Mouzon começou a rir.

– Yo dice que o señor no tenía status pra comprender esta situación geopolítica...

– Eu sei o que o senhor quer... Quer atrapalhar minha investigação de qualquer jeito, só que eu vou estragar seu plano, Amarilla. Aproveite bem sua estadia em Roraima. Daqui em diante o senhor não será mais problema meu...

Mouzon foi deixando a sala, não sem antes ouvir o último aviso do traficante:

– Volto a dizer, delegado. O Senhor está brincando com fuego...

terça-feira, 1 de maio de 2012

O SENHOR DAS ÁGUAS - UNIDADE IX - CAPÍTULO 2 (CONTINUAÇÃO)


– Em qualquer lugar do mundo eu me sinto em casa, delegado.

– Aonde o senhor recebeu seu treinamento, seu pilantra?

– Eu já disse ao senhor, delegado... Onde eu treinei ou deixei de treinar, o senhor não chega nem na porta dos fundos, Cucaracha!

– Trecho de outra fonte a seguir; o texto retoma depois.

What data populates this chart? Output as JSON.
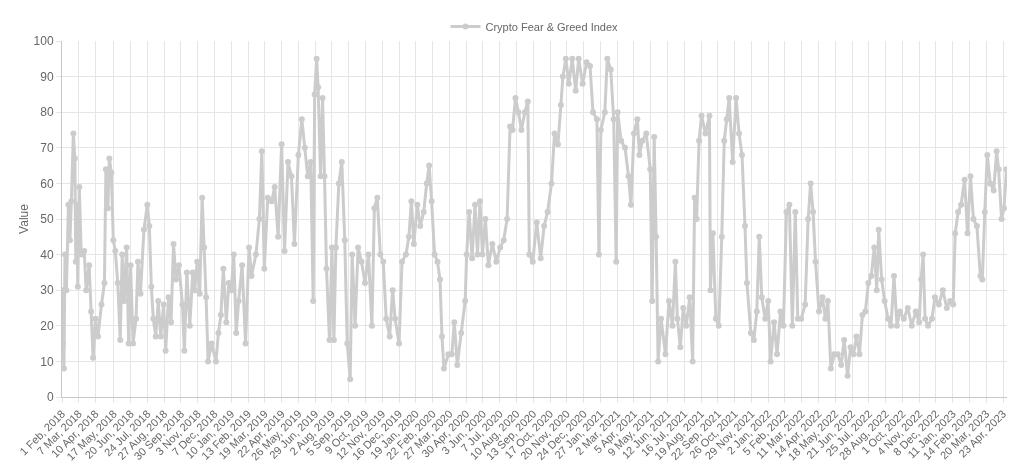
{
  "chart_data": {
    "type": "line",
    "ylabel": "Value",
    "legend": "top",
    "grid": true,
    "marker": "circle",
    "line_style": "solid",
    "xlim": [
      "2018-02-01",
      "2023-05-01"
    ],
    "ylim": [
      0,
      100
    ],
    "yticks": [
      0,
      10,
      20,
      30,
      40,
      50,
      60,
      70,
      80,
      90,
      100
    ],
    "xticks": [
      {
        "value": "2018-02-01",
        "label": "1 Feb, 2018"
      },
      {
        "value": "2018-03-07",
        "label": "7 Mar, 2018"
      },
      {
        "value": "2018-04-10",
        "label": "10 Apr, 2018"
      },
      {
        "value": "2018-05-17",
        "label": "17 May, 2018"
      },
      {
        "value": "2018-06-20",
        "label": "20 Jun, 2018"
      },
      {
        "value": "2018-07-24",
        "label": "24 Jul, 2018"
      },
      {
        "value": "2018-08-27",
        "label": "27 Aug, 2018"
      },
      {
        "value": "2018-09-30",
        "label": "30 Sep, 2018"
      },
      {
        "value": "2018-11-03",
        "label": "3 Nov, 2018"
      },
      {
        "value": "2018-12-07",
        "label": "7 Dec, 2018"
      },
      {
        "value": "2019-01-10",
        "label": "10 Jan, 2019"
      },
      {
        "value": "2019-02-13",
        "label": "13 Feb, 2019"
      },
      {
        "value": "2019-03-19",
        "label": "19 Mar, 2019"
      },
      {
        "value": "2019-04-22",
        "label": "22 Apr, 2019"
      },
      {
        "value": "2019-05-26",
        "label": "26 May, 2019"
      },
      {
        "value": "2019-06-29",
        "label": "29 Jun, 2019"
      },
      {
        "value": "2019-08-02",
        "label": "2 Aug, 2019"
      },
      {
        "value": "2019-09-05",
        "label": "5 Sep, 2019"
      },
      {
        "value": "2019-10-09",
        "label": "9 Oct, 2019"
      },
      {
        "value": "2019-11-12",
        "label": "12 Nov, 2019"
      },
      {
        "value": "2019-12-16",
        "label": "16 Dec, 2019"
      },
      {
        "value": "2020-01-19",
        "label": "19 Jan, 2020"
      },
      {
        "value": "2020-02-22",
        "label": "22 Feb, 2020"
      },
      {
        "value": "2020-03-27",
        "label": "27 Mar, 2020"
      },
      {
        "value": "2020-04-30",
        "label": "30 Apr, 2020"
      },
      {
        "value": "2020-06-03",
        "label": "3 Jun, 2020"
      },
      {
        "value": "2020-07-07",
        "label": "7 Jul, 2020"
      },
      {
        "value": "2020-08-10",
        "label": "10 Aug, 2020"
      },
      {
        "value": "2020-09-13",
        "label": "13 Sep, 2020"
      },
      {
        "value": "2020-10-17",
        "label": "17 Oct, 2020"
      },
      {
        "value": "2020-11-20",
        "label": "20 Nov, 2020"
      },
      {
        "value": "2020-12-24",
        "label": "24 Dec, 2020"
      },
      {
        "value": "2021-01-27",
        "label": "27 Jan, 2021"
      },
      {
        "value": "2021-03-02",
        "label": "2 Mar, 2021"
      },
      {
        "value": "2021-04-05",
        "label": "5 Apr, 2021"
      },
      {
        "value": "2021-05-09",
        "label": "9 May, 2021"
      },
      {
        "value": "2021-06-12",
        "label": "12 Jun, 2021"
      },
      {
        "value": "2021-07-16",
        "label": "16 Jul, 2021"
      },
      {
        "value": "2021-08-19",
        "label": "19 Aug, 2021"
      },
      {
        "value": "2021-09-22",
        "label": "22 Sep, 2021"
      },
      {
        "value": "2021-10-26",
        "label": "26 Oct, 2021"
      },
      {
        "value": "2021-11-29",
        "label": "29 Nov, 2021"
      },
      {
        "value": "2022-01-02",
        "label": "2 Jan, 2022"
      },
      {
        "value": "2022-02-05",
        "label": "5 Feb, 2022"
      },
      {
        "value": "2022-03-11",
        "label": "11 Mar, 2022"
      },
      {
        "value": "2022-04-14",
        "label": "14 Apr, 2022"
      },
      {
        "value": "2022-05-18",
        "label": "18 May, 2022"
      },
      {
        "value": "2022-06-21",
        "label": "21 Jun, 2022"
      },
      {
        "value": "2022-07-25",
        "label": "25 Jul, 2022"
      },
      {
        "value": "2022-08-28",
        "label": "28 Aug, 2022"
      },
      {
        "value": "2022-10-01",
        "label": "1 Oct, 2022"
      },
      {
        "value": "2022-11-04",
        "label": "4 Nov, 2022"
      },
      {
        "value": "2022-12-08",
        "label": "8 Dec, 2022"
      },
      {
        "value": "2023-01-11",
        "label": "11 Jan, 2023"
      },
      {
        "value": "2023-02-14",
        "label": "14 Feb, 2023"
      },
      {
        "value": "2023-03-20",
        "label": "20 Mar, 2023"
      },
      {
        "value": "2023-04-23",
        "label": "23 Apr, 2023"
      }
    ],
    "series": [
      {
        "name": "Crypto Fear & Greed Index",
        "color": "#cccccc",
        "x": [
          "2018-02-01",
          "2018-02-03",
          "2018-02-05",
          "2018-02-07",
          "2018-02-10",
          "2018-02-14",
          "2018-02-17",
          "2018-02-20",
          "2018-02-24",
          "2018-02-27",
          "2018-03-01",
          "2018-03-03",
          "2018-03-05",
          "2018-03-08",
          "2018-03-12",
          "2018-03-18",
          "2018-03-22",
          "2018-03-28",
          "2018-04-01",
          "2018-04-05",
          "2018-04-10",
          "2018-04-15",
          "2018-04-22",
          "2018-04-28",
          "2018-05-01",
          "2018-05-05",
          "2018-05-08",
          "2018-05-12",
          "2018-05-16",
          "2018-05-20",
          "2018-05-25",
          "2018-05-30",
          "2018-06-03",
          "2018-06-07",
          "2018-06-12",
          "2018-06-16",
          "2018-06-20",
          "2018-06-25",
          "2018-07-01",
          "2018-07-05",
          "2018-07-10",
          "2018-07-17",
          "2018-07-24",
          "2018-07-28",
          "2018-08-01",
          "2018-08-05",
          "2018-08-10",
          "2018-08-15",
          "2018-08-20",
          "2018-08-26",
          "2018-08-30",
          "2018-09-05",
          "2018-09-10",
          "2018-09-15",
          "2018-09-20",
          "2018-09-26",
          "2018-10-03",
          "2018-10-07",
          "2018-10-12",
          "2018-10-18",
          "2018-10-24",
          "2018-10-28",
          "2018-11-02",
          "2018-11-07",
          "2018-11-12",
          "2018-11-16",
          "2018-11-20",
          "2018-11-24",
          "2018-12-01",
          "2018-12-10",
          "2018-12-15",
          "2018-12-20",
          "2018-12-25",
          "2018-12-31",
          "2019-01-05",
          "2019-01-10",
          "2019-01-15",
          "2019-01-20",
          "2019-01-25",
          "2019-02-01",
          "2019-02-08",
          "2019-02-15",
          "2019-02-20",
          "2019-03-01",
          "2019-03-08",
          "2019-03-13",
          "2019-03-18",
          "2019-03-25",
          "2019-04-02",
          "2019-04-08",
          "2019-04-15",
          "2019-04-22",
          "2019-04-28",
          "2019-05-05",
          "2019-05-12",
          "2019-05-18",
          "2019-05-26",
          "2019-06-02",
          "2019-06-08",
          "2019-06-14",
          "2019-06-20",
          "2019-06-25",
          "2019-06-28",
          "2019-07-02",
          "2019-07-05",
          "2019-07-10",
          "2019-07-14",
          "2019-07-18",
          "2019-07-22",
          "2019-07-28",
          "2019-08-02",
          "2019-08-06",
          "2019-08-10",
          "2019-08-16",
          "2019-08-22",
          "2019-08-28",
          "2019-09-02",
          "2019-09-08",
          "2019-09-12",
          "2019-09-18",
          "2019-09-24",
          "2019-10-01",
          "2019-10-08",
          "2019-10-15",
          "2019-10-22",
          "2019-10-27",
          "2019-11-02",
          "2019-11-08",
          "2019-11-14",
          "2019-11-20",
          "2019-11-27",
          "2019-12-03",
          "2019-12-08",
          "2019-12-16",
          "2019-12-22",
          "2019-12-30",
          "2020-01-05",
          "2020-01-10",
          "2020-01-15",
          "2020-01-22",
          "2020-01-28",
          "2020-02-04",
          "2020-02-10",
          "2020-02-15",
          "2020-02-20",
          "2020-02-26",
          "2020-03-03",
          "2020-03-08",
          "2020-03-12",
          "2020-03-16",
          "2020-03-25",
          "2020-04-01",
          "2020-04-06",
          "2020-04-12",
          "2020-04-20",
          "2020-04-28",
          "2020-05-01",
          "2020-05-06",
          "2020-05-12",
          "2020-05-18",
          "2020-05-23",
          "2020-05-28",
          "2020-06-02",
          "2020-06-08",
          "2020-06-14",
          "2020-06-22",
          "2020-06-30",
          "2020-07-08",
          "2020-07-15",
          "2020-07-22",
          "2020-07-28",
          "2020-08-02",
          "2020-08-08",
          "2020-08-14",
          "2020-08-20",
          "2020-08-27",
          "2020-09-02",
          "2020-09-05",
          "2020-09-12",
          "2020-09-20",
          "2020-09-28",
          "2020-10-05",
          "2020-10-12",
          "2020-10-20",
          "2020-10-26",
          "2020-11-02",
          "2020-11-08",
          "2020-11-12",
          "2020-11-18",
          "2020-11-24",
          "2020-12-01",
          "2020-12-08",
          "2020-12-14",
          "2020-12-22",
          "2020-12-30",
          "2021-01-06",
          "2021-01-12",
          "2021-01-20",
          "2021-01-24",
          "2021-01-28",
          "2021-02-05",
          "2021-02-10",
          "2021-02-17",
          "2021-02-23",
          "2021-02-28",
          "2021-03-03",
          "2021-03-10",
          "2021-03-18",
          "2021-03-25",
          "2021-03-30",
          "2021-04-05",
          "2021-04-12",
          "2021-04-16",
          "2021-04-22",
          "2021-04-30",
          "2021-05-08",
          "2021-05-12",
          "2021-05-16",
          "2021-05-20",
          "2021-05-24",
          "2021-05-30",
          "2021-06-08",
          "2021-06-15",
          "2021-06-22",
          "2021-06-28",
          "2021-07-02",
          "2021-07-08",
          "2021-07-14",
          "2021-07-20",
          "2021-07-27",
          "2021-08-02",
          "2021-08-06",
          "2021-08-10",
          "2021-08-15",
          "2021-08-20",
          "2021-08-28",
          "2021-09-05",
          "2021-09-07",
          "2021-09-12",
          "2021-09-18",
          "2021-09-24",
          "2021-09-30",
          "2021-10-05",
          "2021-10-10",
          "2021-10-15",
          "2021-10-22",
          "2021-10-29",
          "2021-11-04",
          "2021-11-10",
          "2021-11-16",
          "2021-11-20",
          "2021-11-28",
          "2021-12-04",
          "2021-12-10",
          "2021-12-15",
          "2021-12-20",
          "2021-12-27",
          "2022-01-02",
          "2022-01-07",
          "2022-01-14",
          "2022-01-20",
          "2022-01-27",
          "2022-02-02",
          "2022-02-08",
          "2022-02-14",
          "2022-02-20",
          "2022-02-26",
          "2022-03-03",
          "2022-03-10",
          "2022-03-18",
          "2022-03-24",
          "2022-03-29",
          "2022-04-03",
          "2022-04-08",
          "2022-04-15",
          "2022-04-22",
          "2022-04-28",
          "2022-05-03",
          "2022-05-09",
          "2022-05-16",
          "2022-05-23",
          "2022-05-30",
          "2022-06-05",
          "2022-06-12",
          "2022-06-18",
          "2022-06-24",
          "2022-06-30",
          "2022-07-06",
          "2022-07-12",
          "2022-07-18",
          "2022-07-24",
          "2022-07-30",
          "2022-08-05",
          "2022-08-10",
          "2022-08-14",
          "2022-08-20",
          "2022-08-26",
          "2022-09-02",
          "2022-09-08",
          "2022-09-14",
          "2022-09-20",
          "2022-09-26",
          "2022-10-04",
          "2022-10-12",
          "2022-10-20",
          "2022-10-28",
          "2022-11-04",
          "2022-11-08",
          "2022-11-12",
          "2022-11-16",
          "2022-11-22",
          "2022-11-30",
          "2022-12-06",
          "2022-12-14",
          "2022-12-22",
          "2022-12-30",
          "2023-01-06",
          "2023-01-12",
          "2023-01-16",
          "2023-01-22",
          "2023-01-28",
          "2023-02-04",
          "2023-02-10",
          "2023-02-16",
          "2023-02-22",
          "2023-03-01",
          "2023-03-08",
          "2023-03-12",
          "2023-03-17",
          "2023-03-22",
          "2023-03-28",
          "2023-04-04",
          "2023-04-10",
          "2023-04-14",
          "2023-04-20",
          "2023-04-25",
          "2023-04-30"
        ],
        "values": [
          30,
          15,
          8,
          40,
          30,
          54,
          44,
          55,
          74,
          67,
          38,
          54,
          31,
          59,
          40,
          41,
          30,
          37,
          24,
          11,
          22,
          17,
          26,
          32,
          64,
          53,
          67,
          63,
          44,
          41,
          32,
          16,
          40,
          27,
          42,
          15,
          37,
          15,
          22,
          38,
          29,
          47,
          54,
          48,
          31,
          22,
          17,
          27,
          17,
          26,
          13,
          28,
          21,
          43,
          33,
          37,
          26,
          13,
          35,
          20,
          35,
          30,
          38,
          29,
          56,
          42,
          28,
          10,
          15,
          10,
          18,
          23,
          36,
          21,
          32,
          30,
          40,
          18,
          27,
          37,
          15,
          42,
          34,
          40,
          50,
          69,
          36,
          56,
          55,
          59,
          45,
          71,
          41,
          66,
          62,
          43,
          68,
          78,
          70,
          62,
          66,
          27,
          85,
          95,
          87,
          62,
          84,
          62,
          36,
          16,
          42,
          16,
          42,
          60,
          66,
          44,
          15,
          5,
          40,
          20,
          42,
          38,
          32,
          40,
          20,
          53,
          56,
          40,
          38,
          22,
          17,
          30,
          22,
          15,
          38,
          40,
          45,
          55,
          43,
          54,
          48,
          52,
          60,
          65,
          55,
          40,
          38,
          33,
          17,
          8,
          12,
          12,
          21,
          9,
          18,
          27,
          40,
          52,
          39,
          54,
          40,
          55,
          40,
          50,
          37,
          43,
          38,
          42,
          44,
          50,
          76,
          75,
          84,
          80,
          75,
          80,
          83,
          40,
          38,
          49,
          39,
          48,
          52,
          60,
          74,
          71,
          82,
          90,
          95,
          88,
          95,
          86,
          95,
          88,
          94,
          93,
          80,
          78,
          40,
          75,
          80,
          95,
          92,
          78,
          38,
          80,
          72,
          70,
          62,
          54,
          74,
          78,
          68,
          72,
          74,
          64,
          27,
          73,
          45,
          10,
          22,
          12,
          27,
          20,
          38,
          22,
          14,
          25,
          20,
          28,
          10,
          56,
          50,
          72,
          79,
          74,
          79,
          30,
          46,
          22,
          20,
          45,
          72,
          78,
          84,
          66,
          84,
          74,
          68,
          48,
          32,
          18,
          16,
          24,
          45,
          28,
          22,
          27,
          10,
          21,
          12,
          24,
          20,
          52,
          54,
          20,
          52,
          22,
          22,
          26,
          50,
          60,
          52,
          38,
          24,
          28,
          22,
          27,
          8,
          12,
          12,
          9,
          16,
          6,
          14,
          12,
          17,
          12,
          23,
          24,
          32,
          34,
          42,
          30,
          47,
          33,
          27,
          22,
          20,
          34,
          20,
          24,
          22,
          25,
          20,
          24,
          21,
          33,
          40,
          22,
          20,
          22,
          28,
          26,
          30,
          25,
          27,
          26,
          46,
          52,
          54,
          61,
          46,
          62,
          50,
          48,
          34,
          33,
          52,
          68,
          60,
          58,
          69,
          64,
          50,
          53,
          64
        ]
      }
    ]
  }
}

– Foi na CIA? Ou na corrupta e destroçada KGB?

– Faz diferença?

– Realmente não, Amarilla, porque agora eu te peguei. Eu só quero saber qual o seu envolvimento com essa porra toda da Raposa Serra do Sol, e as conexões disso tudo com o tráfico e das mortes dos ex-oficiais do 7º PEF em São Paulo e em Mato Grosso... O que está acontecendo realmente aqui?... Conte pra mim, vai. Talvez eu deixe que você escolha o melhor lugar pra ficar preso... Onde fica melhor pra você, hem?

– Eu já disse, delegado, mas o senhor parece que não me escutou...

– Escutei sim. Eu vou mandar o senhor pra lá, sim, mas embrulhado num saco preto do IML... Você sabe o que é o IML, Amarilla?

– O mesmo lugar que muitos de vocês irão quando eu sair daqui...

– Isso eu duvido muito, Amarilla. Sabe porquê? Porque você estará no inferno antes de nós, e não poderá fazer nada pra mudar o seu destino...

– O senhor realmente não desconfia de nada, delegado?

          – Claro que desconfio... O seu mal é pensar que todos nós somos idiotas... É claro que existe um plano engenhoso que costura tráfico de drogas e de influência por todo o mundo; não é só uma questão do lucro exorbitante que os negócios com as drogas ilegais rendem. Eu desconfio disso há muito tempo; só me pergunto o porquê... O que a reserva Raposa Serra do Sol tem a ver com isto, Amarilla?